Money. It’s never enough. Ad and media agencies are increasingly complaining that clients pay too little and ask too much. Agencies used to be paid around 11% commission (on media spends) for creative work and 4% for media planning and buying. The average pay-out now is 5-7% for creative commissions and 3% on media commission. Some creative agencies say they now work for a hard-scrabble 2% in fees. A sliding scale of commission often applies, or a reduction in fees as ad budgets increase.
Clients, in turn, say agencies have to earn their fees. They should become true partners and provide real value services in research, market visits to rural areas, specialist services—just about anything. Some clients seem to want agencies to be all things for very modest sums. At times, agencies provide huge brand ideas but get no royalty fees. So, why do they agree to this? asks Ravi Kiran, CEO, South-East and South Asia, Starcom MediaVest Group. Why don’t they walk away?
It’s often about ego and desperation—an unwillingness to let go, especially if the business pertains to a pedigreed brand or was won against nameplate agencies. Many agencies don’t even consider opportunity costs—some clients do not permit agencies to work on rival brands or associated categories. Agency payments,should compensate for this.
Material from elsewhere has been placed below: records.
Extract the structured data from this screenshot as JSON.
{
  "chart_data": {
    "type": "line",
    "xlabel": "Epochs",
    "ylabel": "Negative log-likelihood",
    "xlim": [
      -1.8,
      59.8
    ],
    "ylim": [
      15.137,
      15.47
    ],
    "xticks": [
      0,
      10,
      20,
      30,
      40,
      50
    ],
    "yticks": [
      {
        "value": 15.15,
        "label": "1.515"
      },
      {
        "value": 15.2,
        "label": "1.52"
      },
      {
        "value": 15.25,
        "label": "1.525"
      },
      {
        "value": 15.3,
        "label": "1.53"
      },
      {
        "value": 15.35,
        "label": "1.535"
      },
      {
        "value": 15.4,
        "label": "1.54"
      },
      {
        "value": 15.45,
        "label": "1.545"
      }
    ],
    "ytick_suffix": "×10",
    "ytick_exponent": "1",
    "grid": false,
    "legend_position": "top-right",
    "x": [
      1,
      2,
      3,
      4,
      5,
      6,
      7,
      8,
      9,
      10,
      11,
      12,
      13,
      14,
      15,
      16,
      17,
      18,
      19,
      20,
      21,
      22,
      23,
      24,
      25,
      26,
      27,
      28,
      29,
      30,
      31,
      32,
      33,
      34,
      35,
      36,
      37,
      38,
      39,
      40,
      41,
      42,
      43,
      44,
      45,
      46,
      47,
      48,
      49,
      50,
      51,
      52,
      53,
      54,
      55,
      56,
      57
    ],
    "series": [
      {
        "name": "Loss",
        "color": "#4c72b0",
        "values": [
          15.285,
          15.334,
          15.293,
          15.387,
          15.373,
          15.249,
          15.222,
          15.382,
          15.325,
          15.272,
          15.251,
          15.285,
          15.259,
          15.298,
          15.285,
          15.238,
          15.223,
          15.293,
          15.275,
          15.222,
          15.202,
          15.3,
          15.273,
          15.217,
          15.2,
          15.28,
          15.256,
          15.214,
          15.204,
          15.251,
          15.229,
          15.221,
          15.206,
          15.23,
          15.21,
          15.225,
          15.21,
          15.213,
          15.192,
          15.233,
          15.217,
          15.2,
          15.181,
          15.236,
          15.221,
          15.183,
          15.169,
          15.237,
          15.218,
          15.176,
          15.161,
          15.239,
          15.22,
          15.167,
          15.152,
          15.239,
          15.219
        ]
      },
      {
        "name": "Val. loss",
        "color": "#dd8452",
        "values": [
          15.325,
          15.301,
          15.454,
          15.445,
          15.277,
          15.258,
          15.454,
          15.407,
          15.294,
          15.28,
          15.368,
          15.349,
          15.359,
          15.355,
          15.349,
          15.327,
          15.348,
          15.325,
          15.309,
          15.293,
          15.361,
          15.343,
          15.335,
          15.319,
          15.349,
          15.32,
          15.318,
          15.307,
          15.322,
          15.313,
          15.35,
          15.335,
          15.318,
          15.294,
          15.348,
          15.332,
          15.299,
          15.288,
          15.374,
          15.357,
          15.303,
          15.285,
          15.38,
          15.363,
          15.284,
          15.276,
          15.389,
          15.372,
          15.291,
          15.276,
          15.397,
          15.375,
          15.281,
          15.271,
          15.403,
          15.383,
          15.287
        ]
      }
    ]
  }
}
Still, why have creative agency fees dipped much more than those of media agencies? Well, media agencies weren’t getting too much in the first place. The former are still seen as providing the lowest common denominator—the same traditional advertising solutions. In contrast, costs in media have gone up since fees for specialist skills are high. Ad industry chiefs say commissions for specialist communications, such as digital, retail, entertainment, even outdoor, are easily between 15-20% since talent is scarcer. “Also, specialist spends are still relatively low, so a smaller per cent wouldn’t be feasible. And, specialist units usually provide end-to-end services, from strategy to creative and media,” says one ad man who prefers to be anonymous. As advertisers spend more on non-traditional, and specialization becomes more mainstream, these commissions, too, may dip. Ultimately, to get more, agencies need to be able to say No.